A government commissioned review into teacher’s pay and conditions this year showed that the relentless thrust of centrally imposed requirements, regulations and initiatives, which have eroded professional self-esteem and job satisfaction were the most important factors cited by those that had left the job. The review, produced by PriceWaterhouseCoopers, found that in 1994 primary and secondary school classroom teachers worked around 49 hours a week. Primary teachers now work an extra three hours on average, 52 hours a week, while secondary teachers work 50.5 hours a week.

A survey of 400 teachers by the website justforteachers.co.uk presents more shocking figures still. Teachers spent an average of 45 hours in the classroom, but also spent an additional 19 hours a week in preparing lessons. Of those surveyed, 42 percent felt their job had led them to suffer from depression and 63 percent said they suffered from insomnia. Nearly all said their family life suffered because of long working hours.

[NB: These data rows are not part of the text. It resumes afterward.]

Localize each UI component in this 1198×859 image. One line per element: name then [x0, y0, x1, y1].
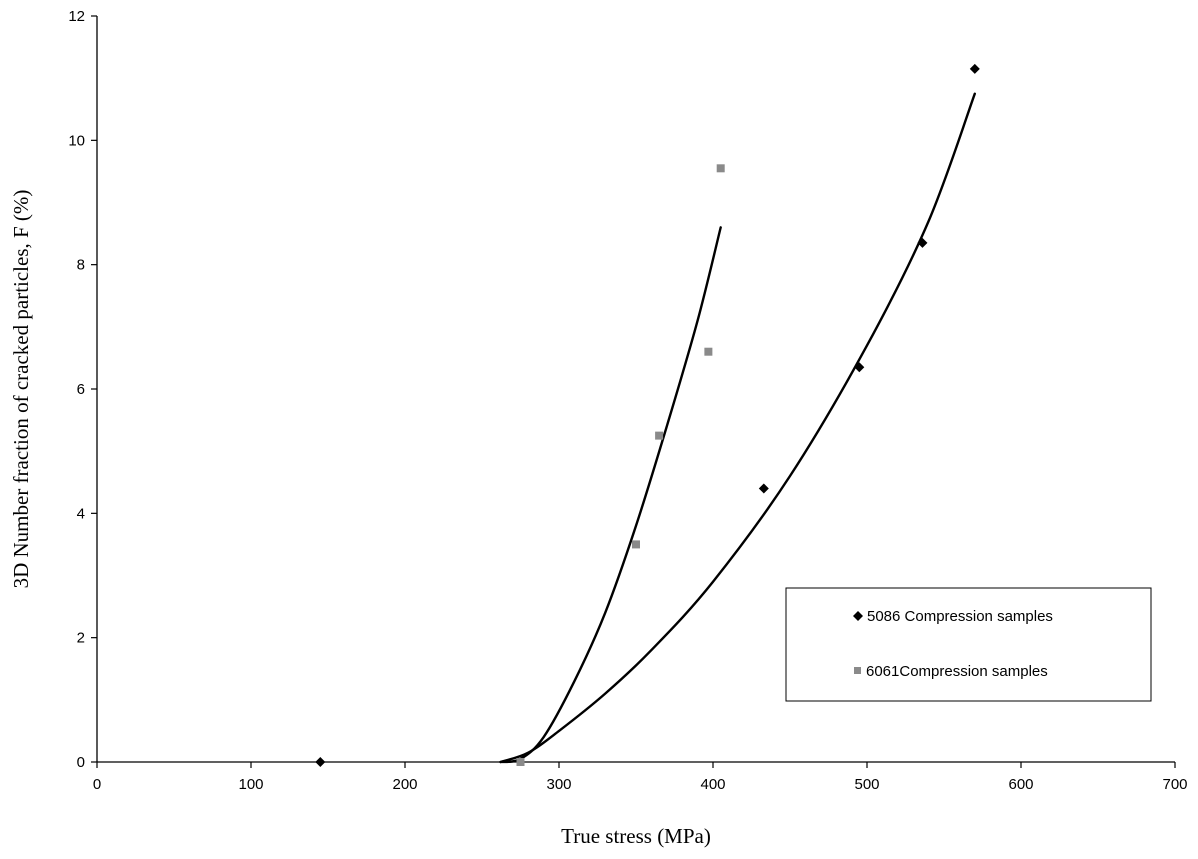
trendline-series-0	[499, 92, 976, 764]
data-point-diamond	[315, 757, 326, 767]
data-point-diamond	[758, 483, 769, 494]
y-tick-label: 12	[68, 8, 85, 25]
y-tick-label: 0	[77, 754, 85, 771]
legend-label-5086: 5086 Compression samples	[867, 608, 1053, 625]
data-point-square	[716, 164, 725, 173]
data-point-diamond	[854, 362, 865, 373]
trendline-series-1	[499, 226, 722, 764]
x-tick-label: 600	[1008, 776, 1033, 793]
x-ticks: 0 100 200 300 400 500 600 700	[93, 762, 1188, 793]
x-tick-label: 100	[238, 776, 263, 793]
data-point-square	[655, 431, 664, 440]
y-tick-label: 4	[77, 505, 85, 522]
x-axis-title: True stress (MPa)	[561, 824, 711, 848]
x-tick-label: 0	[93, 776, 101, 793]
data-point-square	[632, 540, 640, 549]
x-tick-label: 200	[392, 776, 417, 793]
x-tick-label: 500	[854, 776, 879, 793]
legend: 5086 Compression samples 6061Compression…	[785, 587, 1152, 702]
data-point-square	[704, 347, 713, 356]
data-point-square	[516, 758, 525, 766]
data-point-diamond	[917, 237, 928, 248]
legend-label-6061: 6061Compression samples	[866, 663, 1048, 680]
markers	[315, 63, 980, 767]
data-point-diamond	[969, 63, 980, 74]
x-tick-label: 700	[1162, 776, 1187, 793]
legend-box	[785, 587, 1152, 702]
y-ticks: 0 2 4 6 8 10 12	[68, 8, 97, 771]
trendlines	[499, 92, 976, 764]
y-tick-label: 6	[77, 381, 85, 398]
y-tick-label: 8	[77, 257, 85, 274]
x-tick-label: 300	[546, 776, 571, 793]
y-tick-label: 10	[68, 132, 85, 149]
legend-marker-6061	[854, 667, 861, 674]
x-tick-label: 400	[700, 776, 725, 793]
y-axis-title: 3D Number fraction of cracked particles,…	[9, 190, 33, 589]
y-tick-label: 2	[77, 630, 85, 647]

A study by Howard Gennister, Professor of Social Administration at the London School of Economics, found that education spending under Labour fell to a lower level than under the previous Conservative government and has barely recovered. Labour had squeezed spending on Britain’s schools and universities in its first term to the lowest share of national income since the early 1960s. Spending on education fell to just 4.5 percent of GDP in 1998 and 1999.

The government has sought to counter criticisms of its performance by pointing to the supposedly “rising standards” revealed in the latest exam results. Here too, Labour has been rebuffed by one of the country’s leading examiners, who claimed that the pass rates in the latest GCSE results were fixed.

Jeffrey Robinson, principal examiner with the second biggest exam board OCR, provided detailed evidence of how GCSE exams have been “dumbed down” to provide the government with the pass rates it desires. Twelve years ago a 15-year-old had to get a mark of 65 percent to get a grade C in the intermediate level paper in GCSE maths. This year, a C could be earned with just 45 percent. In the higher level paper, just 18 percent was needed to get a C grade.

The government argued that the change in the pass mark was related to changes in the structure of the exam paper itself, but leading academics countered that the changes to the exam showed a narrowing of focus so that pupils had no general grasp of mathematical principles. Many university heads agreed with Robinson’s findings that standards are dropping, that lessons are being geared to passing tests and consequently students are showing a limited breadth of understanding in the core curriculum areas.

The growing lack of confidence in the education system is revealed in the fact that around 150,000 parents educate their children at home. This figure is expected to triple by the end of the decade.